好像她們是棒打鴛鴦拆散她們的惡毒婆婆似的。
送走了張棒槌,又過了兩天。
宋錦繡道:“娘,哥的腿得去複查了。順便看看能不能買些祛疤膏。還有,我想送小弟去學堂。”
“啥?你要送秋生去上學?”吃驚的是田杏花。
兄妹四個都有心裡準備,因為這件事她們早就商量過了。
田杏花皺眉,“三丫,秋生上學是不是早了點?雖然你們現在有房有地,可地裡的莊稼不是還是人家的嗎?要有收成,得下一季了。
你們小不知道,這秋季還有秋稅呢,對了,可和人說好了?這夏稅可得他們交,別到時候算到咱們頭上。

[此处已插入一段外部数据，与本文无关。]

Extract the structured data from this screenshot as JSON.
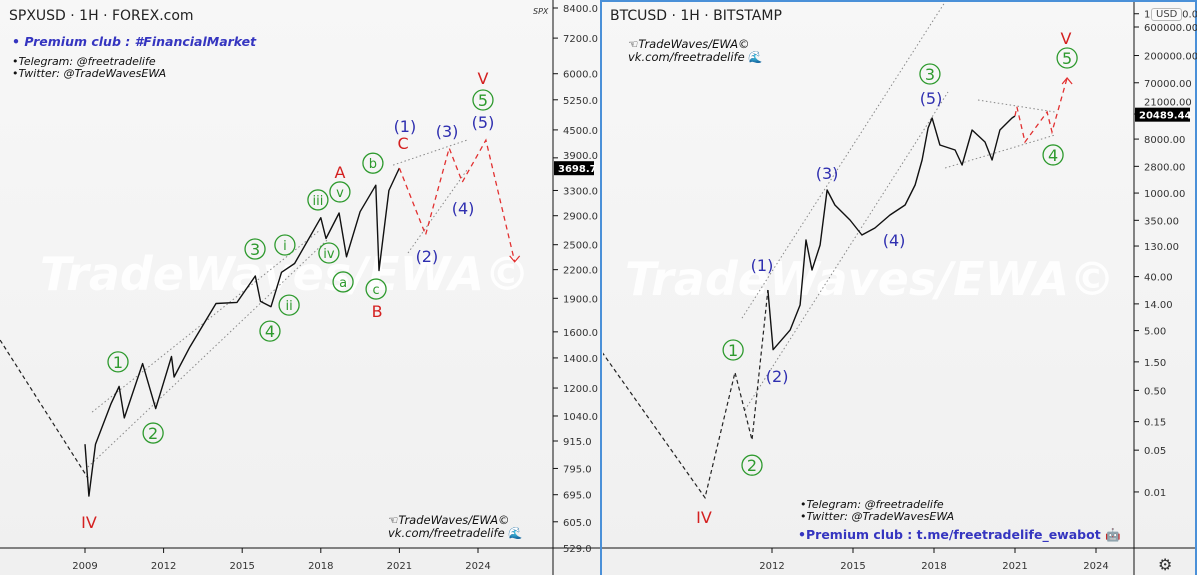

”
宋春生笑著小聲道:“娘,就是兩年沒收成,我們家也有銀子供秋生去學堂。”
說著他拍了拍腰包,表示自己有錢。
里正已經和他對過賬,並且把建房買地後,剩下的錢都給他了,二百多兩呢。
他給大妹管,大妹沒要,說這錢讓他放著,家裡的開支她還有。
田杏花瞪了兒子一眼,“你們這幾個孩子,怎麼一個個的都是這樣?我知道三丫得了一筆錢,可又建房又買地的,還能剩下多少?
即使剩下了,也不能亂花,要知道吃不窮,穿不窮,算計不到就受窮。”
宋錦繡無語,這話,她這幾天都聽得耳朵起繭了。
“娘,上學要趁早,咱們秋生可不能輸在起跑線上。”
說著,她一把抱住母親的胳膊,手一翻,一錠銀子塞她手裡。
白花花沉甸甸的一錠十兩雪花銀,就這麼突兀地出現在手裡,嚇得田杏花抓也不是,扔也不是,心裡撲通通跳個不停。
“這,這是?”
她知道這是銀子,可又不敢相信。
長這麼大,她見過的都是碎銀子,這麼白花花整錠的銀元寶,她這是第一次見。
而且這元寶個頭也忒大了,她都不敢相信這是真的。
見母親摟著銀子,嘴唇哆嗦著。
宋錦繡壞壞一笑,手一翻,又一錠十兩雪花銀塞她手裡。
“哎呦,我的娘了。”
田杏花抱著銀子,急切地對宋錦芳道:“五丫,快,快把門關上。”
見五丫跑著去關了門,她這才一屁股坐下來,怒氣衝衝地對宋錦繡道:“你這孩子,咋這麼不懂事?有錢不好好藏著掖著,你就這麼大咧咧地往外拿?”
可嚇死她了好不?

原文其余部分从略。